The M107 sniper rifle is the Army’s standardized version of the Barrett M82 line in use by militaries, law enforcement and some private citizens throughout the world. Its .50-caliber BMG round can be effective against personnel, unarmored vehicles and light cover out to over a mile with a high degree of accuracy. The M107 is also called the Light Fifty for its .50 BMG (12.7×99mm NATO) chambering and significantly lighter weight compared to previous applications and the 15% heavier base M82 model. The weapon is found in two variants, the original M82A1 (and A3) and the bullpup M82A2. The M82A2 is no longer manufactured, though the XM500 can be seen as its successor.

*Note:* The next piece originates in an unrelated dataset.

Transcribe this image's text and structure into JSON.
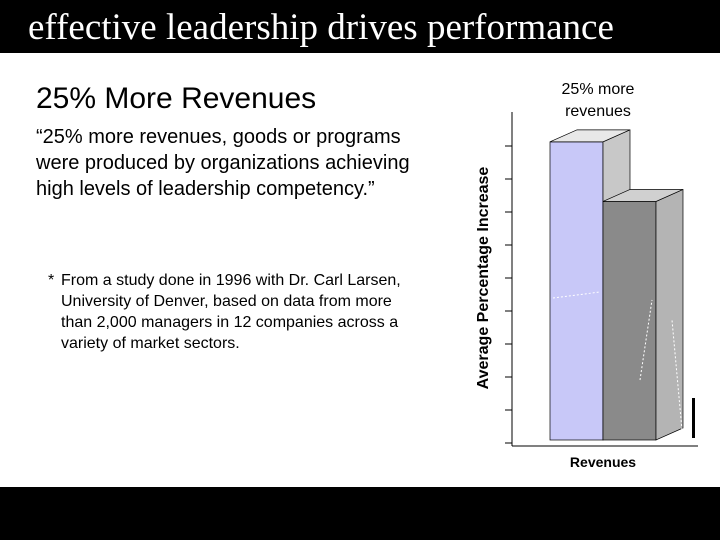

Barrett Firearms Manufacturing was founded by Ronnie Barrett for the sole purpose of building semi-automatic rifles chambered for the powerful 12.7×99mm NATO (.50 BMG) ammunition, originally developed for and used in M2 Browning machine guns. The weapon was first sold to the Swedish Army in 1989. In 1990, the United States armed forces purchased the M82A1 during operations Desert Shield and Desert Storm in Kuwait and Iraq. About 125 rifles were initially bought by the United States Marine Corps, and orders from the Army and Air Force soon followed.
In summer 2002, the M82A1 was approved for “full materiel release”, meaning it was officially adopted as the Long Range Sniper Rifle, Caliber .50, M107. The M107 uses a Leupold 4.5–14×50 Mark 4 scope. The M107 known by the US military as the SASR—”Special Applications Scoped Rifle”, and it was and still is used as an anti-materiel rifle and explosive ordnance disposal tool.